Basic Chemical Constituents
For social and health reasons, tobacco is the most exhaustively studied natural product on earth. Around 5000 different chemical compounds have been identified, and studies continue. But the primary constiuents responsible for taste, flavor, and burning properties are the following:
- Carbohydrates, which account for 40 to 50% of tobacco weight. These include starches and sugars, sugar esters, cellulose, and pectin.
- Alkaloids, including nicotine
- Plastid Pigments: chlorophylls and carotenoid pigments
- Isoprenoids, which are important aroma and flavor contributors. This class includes degraded carotenoids, acyclic isoprenoids, carbocyclic diterpenoids, cembranoids, and labdanoids
- Carboxylic Acids. Cigar tobacco is particularly high in citric and malic acids.
- Phenolics, including polyphenols and lignin, which are also important aroma compounds
- Inorganics like calcium, magnesium, and potassium. These affect burning and ash-holding characteristics.
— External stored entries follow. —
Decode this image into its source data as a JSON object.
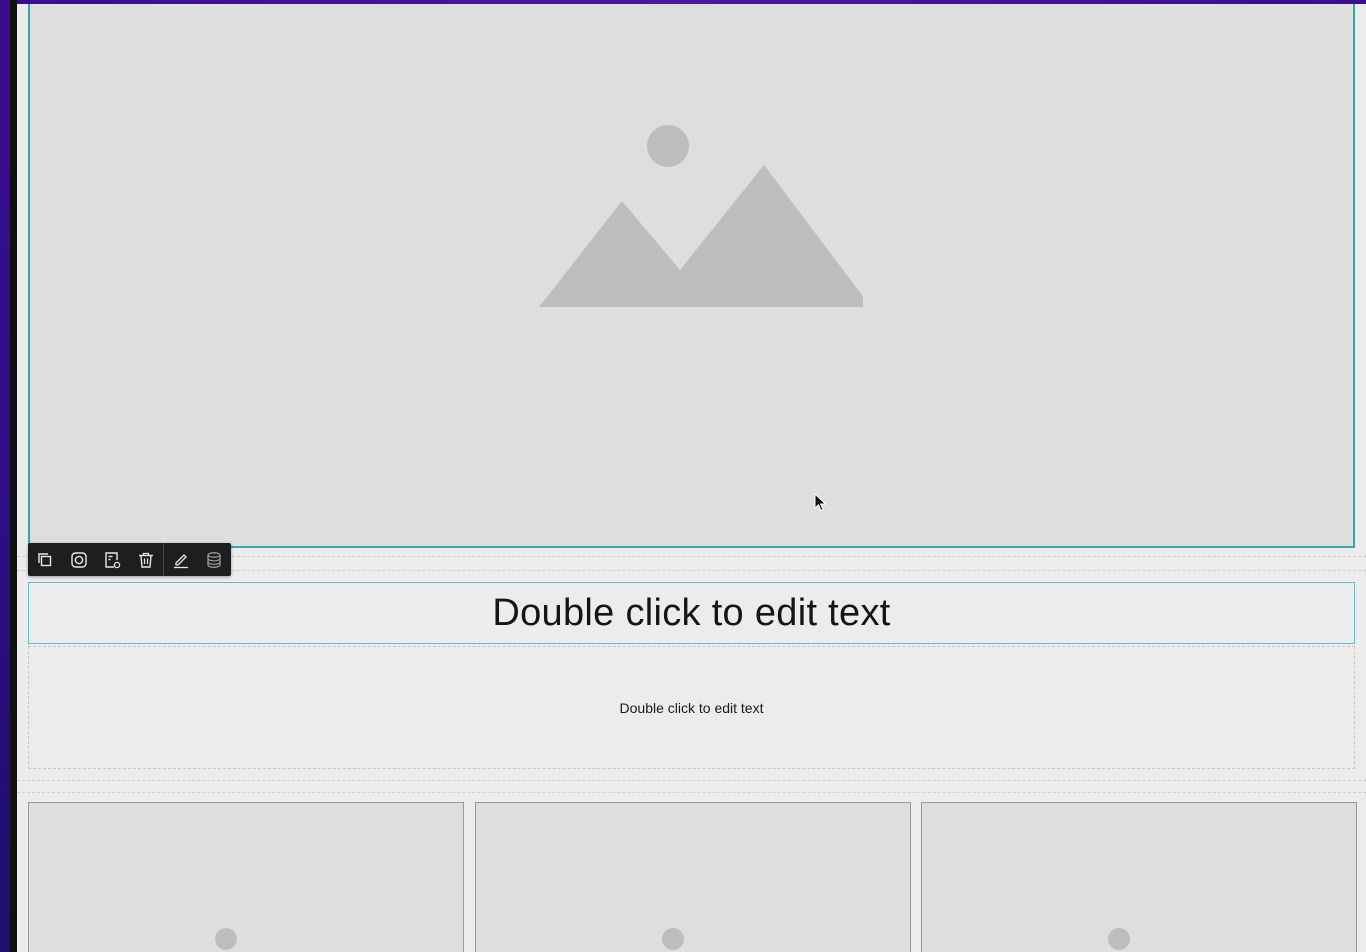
{
  "editor": {
    "toolbar": {
      "buttons": [
        {
          "name": "duplicate",
          "icon": "duplicate-icon"
        },
        {
          "name": "instagram",
          "icon": "instagram-icon"
        },
        {
          "name": "settings",
          "icon": "settings-icon"
        },
        {
          "name": "delete",
          "icon": "trash-icon"
        },
        {
          "name": "edit",
          "icon": "pencil-icon"
        },
        {
          "name": "data",
          "icon": "database-icon"
        }
      ]
    },
    "hero_image": {
      "icon": "image-placeholder-icon"
    },
    "heading": {
      "text": "Double click to edit text"
    },
    "body": {
      "text": "Double click to edit text"
    },
    "cards": [
      {
        "icon": "image-placeholder-icon"
      },
      {
        "icon": "image-placeholder-icon"
      },
      {
        "icon": "image-placeholder-icon"
      }
    ]
  },
  "colors": {
    "selection": "#35a6b4",
    "placeholder_bg": "#dedede",
    "placeholder_shape": "#bdbdbd",
    "canvas_bg": "#ececec",
    "accent_purple": "#3a0d8f",
    "toolbar_bg": "#1e1e1e"
  }
}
In future articles I will be looking at the compounds most responsible for taste and aroma, the isoprenoids and phenolics. And if I can pin down the compound responsible for that elusive vanilla note, I will be sure to let you know.
Tso, T.C. (1999) “Seed to Smoke.” Tobacco: Production, Chemistry and Technology
Leffingwell, J.C. (1999) “Basic Chemical Constituents of tobacco Leaf and Differences among Tobacco Types.” Tobacco: Production, Chemistry and Technology
11 thoughts on “Cigar Chemistry”
Overall, I think you do a fantastic job of describing that flavors that you experience and I did enjoy reading today’s article pertaining to tobacco. C.A. magazine really take liberty with the American language and some of their decriptions I are pretty outlandish. So pat yourself on the back for a job well done.
That was an awesome job, its a field of new information to me.
Well done and hope you enjoy your cigars again!!!
Thanks guys. I was hoping to get a cigar review up next week, but I’m still trying to kick this cold. So maybe next week we’ll get to learn something about carotenoids instead!
Great job with this post and series idea. I caught some serious hell on another cigar review site for calling out someone for using one of Marvin Shanken’s favorite descriptors…pencil shavings.
I don’t know about you, but I don’t see how one associates cigar smoke with a Faber Castell No. 2. Maybe your research will help shed some light on this matter.
I don’t know about Faber, but I’ve definitely tasted Ticonderoga. But then Marvin smokes those “fancy” cigars.
Thanks – useful AND entertaining.
Have you wrote the other article? also, is it possible the vanilla flavors are coumarins.
Very good article!! I love you honesty on you credentials.